The fall of Byzantium was a tragedy, but didn't the discovery of America make up for this loss? Ironically, many heirs of the Byzantines did quite well for themselves in America.

As Alex Kurtagic put it in his Masters of the Universe talk, to turn a defeat into a victory,
“[We must not speak] in terms of what we’ve lost; but in terms of what we’re going to gain; in terms of what kind of society we want to build, in terms of what happens next, not what happened before. A winner learns from the past, but he’s always looking to the future. He’s always facing the sun. And we are solar people. We have brought light into this world. We must not forget who we are.”
The Truman Show, Dwarf version.
And who we are, again, is “heirs of conquerors” (I'm glad Eugene agrees on this point, at least). We are not Amerindian tribes dancing around the same totem pole for Eternity. We are not Hobbits content with drinking ale and roasting pork in a state of perpetual present. Now, don't get me wrong. I have nothing against ale and roasted pork, on the contrary. But we can't let ourselves be defined by mundane matters, which is the main problem with Identitarianism as of today. Actually, Prometheus and the Hobbit are less human types than a fault line inside every and each one of us. We both have an inner Prometheus and an inner Hobbit. And we should not let our inner Hobbit put down-to-earth concerns in front of higher ones, like the fulfillment of our collective destiny.

Conveniently for his case, Eugene avoided quoting the passages in the last part of my Interstellar review that explained why “here and now” problems couldn't be addressed without a dream transcending our lives. Eugene only quoted the concession I made when I elaborated on my interstellar dream:
“I believe such a dream should be space conquest. I obviously won't live it, nor will my children, and I don't think my grandchildren or even my great-grandchildren will.”
Which takes an entirely different meaning in light of the two paragraphs that follow:
And therefore, in the meantime, a European Home should be established so as to make the carrying out of this dream possible and even thinkable (the rewriting of history books about Neil Armstrong's giant leap is one of Interstellar's most important scenes). 
But this European Home would't be sustainable—it wouldn't even see the light of day, since its founding is, in itself, a project involving several generations from conception to realisation and therefore requires transcendence to survive the bite of time—if there wasn't an idea bigger than us, an idea that will mean the same thing in one century as it now does.
The point is not whether it is “realistic” to dream of terraforming Mars. Of course it isn't in 2014. The point is to say that nothing, even modest, can be achieved without seeing big and targeting high.

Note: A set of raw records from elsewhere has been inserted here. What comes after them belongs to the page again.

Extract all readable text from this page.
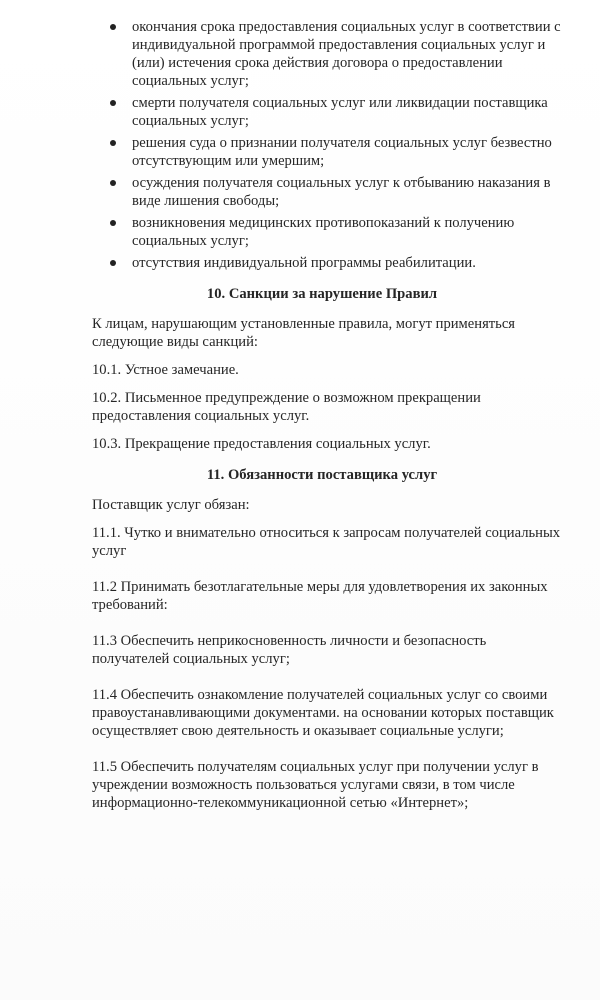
окончания срока предоставления социальных услуг в соответствии с индивидуальной программой предоставления социальных услуг и (или) истечения срока действия договора о предоставлении социальных услуг;
смерти получателя социальных услуг или ликвидации поставщика социальных услуг;
решения суда о признании получателя социальных услуг безвестно отсутствующим или умершим;
осуждения получателя социальных услуг к отбыванию наказания в виде лишения свободы;
возникновения медицинских противопоказаний к получению социальных услуг;
отсутствия индивидуальной программы реабилитации.
10. Санкции за нарушение Правил

К лицам, нарушающим установленные правила, могут применяться следующие виды санкций:

10.1. Устное замечание.

10.2. Письменное предупреждение о возможном прекращении предоставления социальных услуг.

10.3. Прекращение предоставления социальных услуг.

11. Обязанности поставщика услуг

Поставщик услуг обязан:

11.1. Чутко и внимательно относиться к запросам получателей социальных услуг

11.2 Принимать безотлагательные меры для удовлетворения их законных требований:

11.3 Обеспечить неприкосновенность личности и безопасность получателей социальных услуг;

11.4 Обеспечить ознакомление получателей социальных услуг со своими правоустанавливающими документами. на основании которых поставщик осуществляет свою деятельность и оказывает социальные услуги;

11.5 Обеспечить получателям социальных услуг при получении услуг в учреждении возможность пользоваться услугами связи, в том числе информационно-телекоммуникационной сетью «Интернет»;
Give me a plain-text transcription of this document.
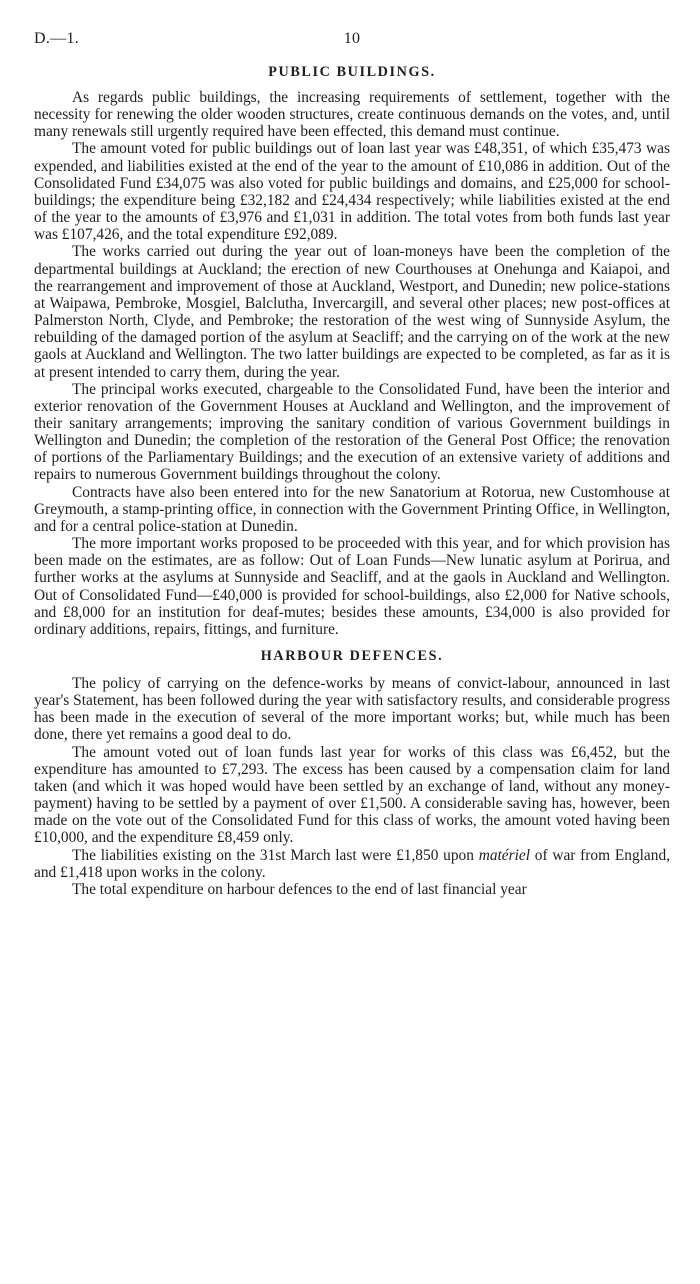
D.—1.	10
PUBLIC BUILDINGS.

As regards public buildings, the increasing requirements of settlement, together with the necessity for renewing the older wooden structures, create continuous demands on the votes, and, until many renewals still urgently required have been effected, this demand must continue.

The amount voted for public buildings out of loan last year was £48,351, of which £35,473 was expended, and liabilities existed at the end of the year to the amount of £10,086 in addition. Out of the Consolidated Fund £34,075 was also voted for public buildings and domains, and £25,000 for school-buildings; the expenditure being £32,182 and £24,434 respectively; while liabilities existed at the end of the year to the amounts of £3,976 and £1,031 in addition. The total votes from both funds last year was £107,426, and the total expenditure £92,089.

The works carried out during the year out of loan-moneys have been the completion of the departmental buildings at Auckland; the erection of new Courthouses at Onehunga and Kaiapoi, and the rearrangement and improvement of those at Auckland, Westport, and Dunedin; new police-stations at Waipawa, Pembroke, Mosgiel, Balclutha, Invercargill, and several other places; new post-offices at Palmerston North, Clyde, and Pembroke; the restoration of the west wing of Sunnyside Asylum, the rebuilding of the damaged portion of the asylum at Seacliff; and the carrying on of the work at the new gaols at Auckland and Wellington. The two latter buildings are expected to be completed, as far as it is at present intended to carry them, during the year.

The principal works executed, chargeable to the Consolidated Fund, have been the interior and exterior renovation of the Government Houses at Auckland and Wellington, and the improvement of their sanitary arrangements; improving the sanitary condition of various Government buildings in Wellington and Dunedin; the completion of the restoration of the General Post Office; the renovation of portions of the Parliamentary Buildings; and the execution of an extensive variety of additions and repairs to numerous Government buildings throughout the colony.

Contracts have also been entered into for the new Sanatorium at Rotorua, new Customhouse at Greymouth, a stamp-printing office, in connection with the Government Printing Office, in Wellington, and for a central police-station at Dunedin.

The more important works proposed to be proceeded with this year, and for which provision has been made on the estimates, are as follow: Out of Loan Funds—New lunatic asylum at Porirua, and further works at the asylums at Sunnyside and Seacliff, and at the gaols in Auckland and Wellington. Out of Consolidated Fund—£40,000 is provided for school-buildings, also £2,000 for Native schools, and £8,000 for an institution for deaf-mutes; besides these amounts, £34,000 is also provided for ordinary additions, repairs, fittings, and furniture.

HARBOUR DEFENCES.

The policy of carrying on the defence-works by means of convict-labour, announced in last year's Statement, has been followed during the year with satisfactory results, and considerable progress has been made in the execution of several of the more important works; but, while much has been done, there yet remains a good deal to do.

The amount voted out of loan funds last year for works of this class was £6,452, but the expenditure has amounted to £7,293. The excess has been caused by a compensation claim for land taken (and which it was hoped would have been settled by an exchange of land, without any money-payment) having to be settled by a payment of over £1,500. A considerable saving has, however, been made on the vote out of the Consolidated Fund for this class of works, the amount voted having been £10,000, and the expenditure £8,459 only.

The liabilities existing on the 31st March last were £1,850 upon matériel of war from England, and £1,418 upon works in the colony.

The total expenditure on harbour defences to the end of last financial year
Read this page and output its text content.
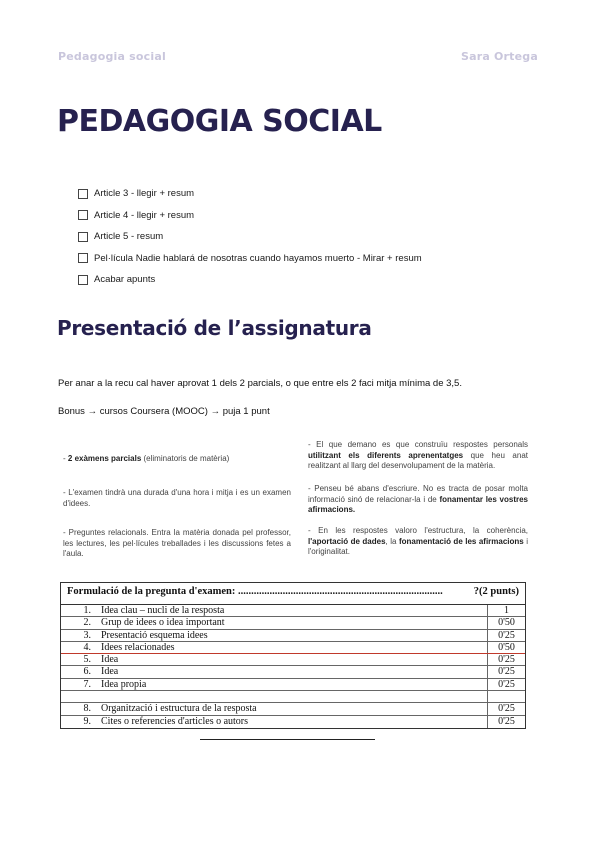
Pedagogia social	Sara Ortega
PEDAGOGIA SOCIAL
Article 3 - llegir + resum
Article 4 - llegir + resum
Article 5 - resum
Pel·lícula Nadie hablará de nosotras cuando hayamos muerto - Mirar + resum
Acabar apunts
Presentació de l’assignatura

Per anar a la recu cal haver aprovat 1 dels 2 parcials, o que entre els 2 faci mitja mínima de 3,5.

Bonus → cursos Coursera (MOOC) → puja 1 punt

- 2 exàmens parcials (eliminatoris de matèria)
- L'examen tindrà una durada d'una hora i mitja i es un examen d'idees.
- Preguntes relacionals. Entra la matèria donada pel professor, les lectures, les pel·lícules treballades i les discussions fetes a l'aula.
- El que demano es que construïu respostes personals utilitzant els diferents aprenentatges que heu anat realitzant al llarg del desenvolupament de la matèria.
- Penseu bé abans d'escriure. No es tracta de posar molta informació sinó de relacionar-la i de fonamentar les vostres afirmacions.
- En les respostes valoro l'estructura, la coherència, l'aportació de dades, la fonamentació de les afirmacions i l'originalitat.
Formulació de la pregunta d'examen: ..............................................................................	?(2 punts)
1.	Idea clau – nucli de la resposta	1
2.	Grup de idees o idea important	0'50
3.	Presentació esquema idees	0'25
4.	Idees relacionades	0'50
5.	Idea	0'25
6.	Idea	0'25
7.	Idea propia	0'25
8.	Organització i estructura de la resposta	0'25
9.	Cites o referencies d'articles o autors	0'25
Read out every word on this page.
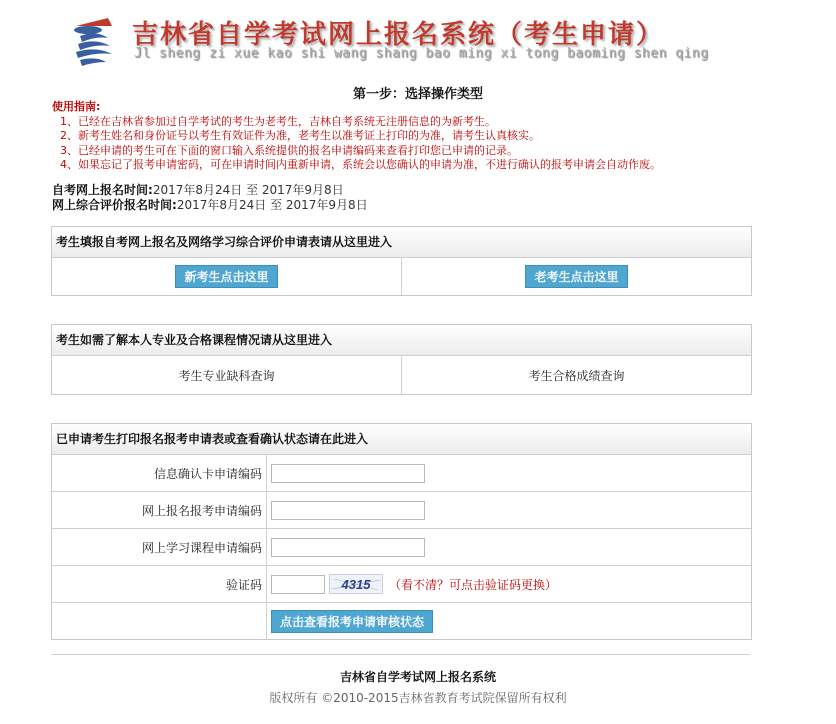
吉林省自学考试网上报名系统（考生申请）
Jl sheng zi xue kao shi wang shang bao ming xi tong baoming shen qing
第一步：选择操作类型
使用指南:
1、已经在吉林省参加过自学考试的考生为老考生，吉林自考系统无注册信息的为新考生。
2、新考生姓名和身份证号以考生有效证件为准，老考生以准考证上打印的为准，请考生认真核实。
3、已经申请的考生可在下面的窗口输入系统提供的报名申请编码来查看打印您已申请的记录。
4、如果忘记了报考申请密码，可在申请时间内重新申请，系统会以您确认的申请为准，不进行确认的报考申请会自动作废。
自考网上报名时间:2017年8月24日 至 2017年9月8日
网上综合评价报名时间:2017年8月24日 至 2017年9月8日
考生填报自考网上报名及网络学习综合评价申请表请从这里进入
新考生点击这里	老考生点击这里
考生如需了解本人专业及合格课程情况请从这里进入
考生专业缺科查询	考生合格成绩查询
已申请考生打印报名报考申请表或查看确认状态请在此进入
信息确认卡申请编码
网上报名报考申请编码
网上学习课程申请编码
验证码	4315 （看不清？可点击验证码更换）
点击查看报考申请审核状态
吉林省自学考试网上报名系统
版权所有 ©2010-2015吉林省教育考试院保留所有权利
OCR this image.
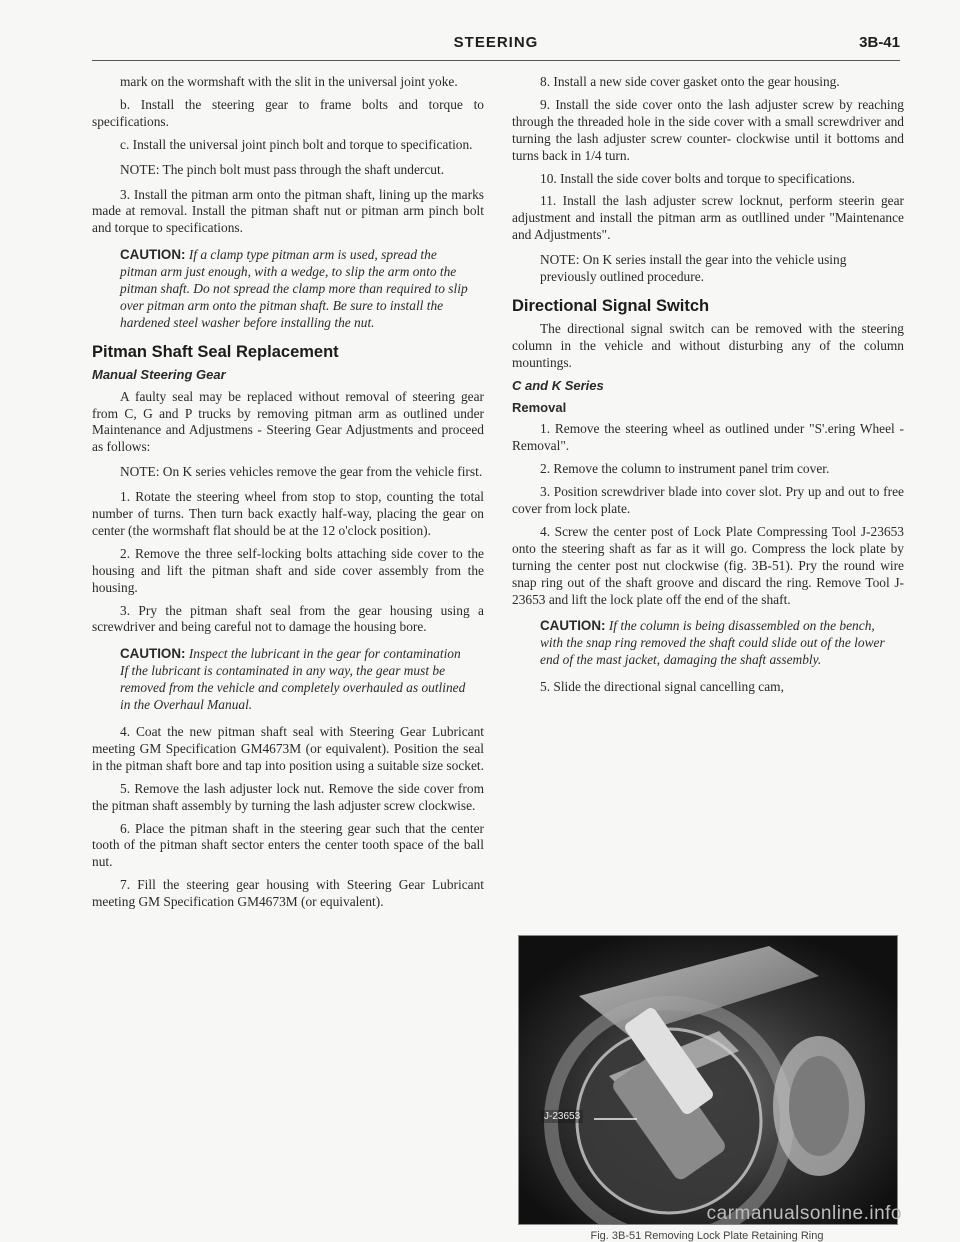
STEERING	3B-41

mark on the wormshaft with the slit in the universal joint yoke.

b. Install the steering gear to frame bolts and torque to specifications.

c. Install the universal joint pinch bolt and torque to specification.

NOTE: The pinch bolt must pass through the shaft undercut.

3. Install the pitman arm onto the pitman shaft, lining up the marks made at removal. Install the pitman shaft nut or pitman arm pinch bolt and torque to specifications.

CAUTION: If a clamp type pitman arm is used, spread the pitman arm just enough, with a wedge, to slip the arm onto the pitman shaft. Do not spread the clamp more than required to slip over pitman arm onto the pitman shaft. Be sure to install the hardened steel washer before installing the nut.

Pitman Shaft Seal Replacement
Manual Steering Gear

A faulty seal may be replaced without removal of steering gear from C, G and P trucks by removing pitman arm as outlined under Maintenance and Adjustmens - Steering Gear Adjustments and proceed as follows:

NOTE: On K series vehicles remove the gear from the vehicle first.

1. Rotate the steering wheel from stop to stop, counting the total number of turns. Then turn back exactly half-way, placing the gear on center (the wormshaft flat should be at the 12 o'clock position).

2. Remove the three self-locking bolts attaching side cover to the housing and lift the pitman shaft and side cover assembly from the housing.

3. Pry the pitman shaft seal from the gear housing using a screwdriver and being careful not to damage the housing bore.

CAUTION: Inspect the lubricant in the gear for contamination If the lubricant is contaminated in any way, the gear must be removed from the vehicle and completely overhauled as outlined in the Overhaul Manual.

4. Coat the new pitman shaft seal with Steering Gear Lubricant meeting GM Specification GM4673M (or equivalent). Position the seal in the pitman shaft bore and tap into position using a suitable size socket.

5. Remove the lash adjuster lock nut. Remove the side cover from the pitman shaft assembly by turning the lash adjuster screw clockwise.

6. Place the pitman shaft in the steering gear such that the center tooth of the pitman shaft sector enters the center tooth space of the ball nut.

7. Fill the steering gear housing with Steering Gear Lubricant meeting GM Specification GM4673M (or equivalent).

8. Install a new side cover gasket onto the gear housing.

9. Install the side cover onto the lash adjuster screw by reaching through the threaded hole in the side cover with a small screwdriver and turning the lash adjuster screw counter- clockwise until it bottoms and turns back in 1/4 turn.

10. Install the side cover bolts and torque to specifications.

11. Install the lash adjuster screw locknut, perform steerin gear adjustment and install the pitman arm as outllined under "Maintenance and Adjustments".

NOTE: On K series install the gear into the vehicle using previously outlined procedure.

Directional Signal Switch

The directional signal switch can be removed with the steering column in the vehicle and without disturbing any of the column mountings.

C and K Series
Removal

1. Remove the steering wheel as outlined under "S'.ering Wheel - Removal".

2. Remove the column to instrument panel trim cover.

3. Position screwdriver blade into cover slot. Pry up and out to free cover from lock plate.

4. Screw the center post of Lock Plate Compressing Tool J-23653 onto the steering shaft as far as it will go. Compress the lock plate by turning the center post nut clockwise (fig. 3B-51). Pry the round wire snap ring out of the shaft groove and discard the ring. Remove Tool J-23653 and lift the lock plate off the end of the shaft.

CAUTION: If the column is being disassembled on the bench, with the snap ring removed the shaft could slide out of the lower end of the mast jacket, damaging the shaft assembly.

5. Slide the directional signal cancelling cam,

J-23653
Fig. 3B-51 Removing Lock Plate Retaining Ring
carmanualsonline.info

Those who urge us to stop dreaming and instead to focus on earthly matters are not only trying to undermine our imagination, they're also trying to prevent us from finding an ascendant and forward-looking solution to the problems they supposedly warn us about. In the same way that those obsessed with crime statistics and anti-White atrocities are losing sight of the big picture — the need for “a country of our own” — those who are only concerned about the political solutions to the problems affecting today's West are estranging themselves from the quest for meaning, and destiny. Why should Europeans fight back, why should they retake possession of their future if they have no higher reason to do it than mere existence?

That is the question I asked in my review, and Eugene hasn't answered it. But we have time. Again, it is not five to midnight, it is five past midnight. There's time before the Dawn.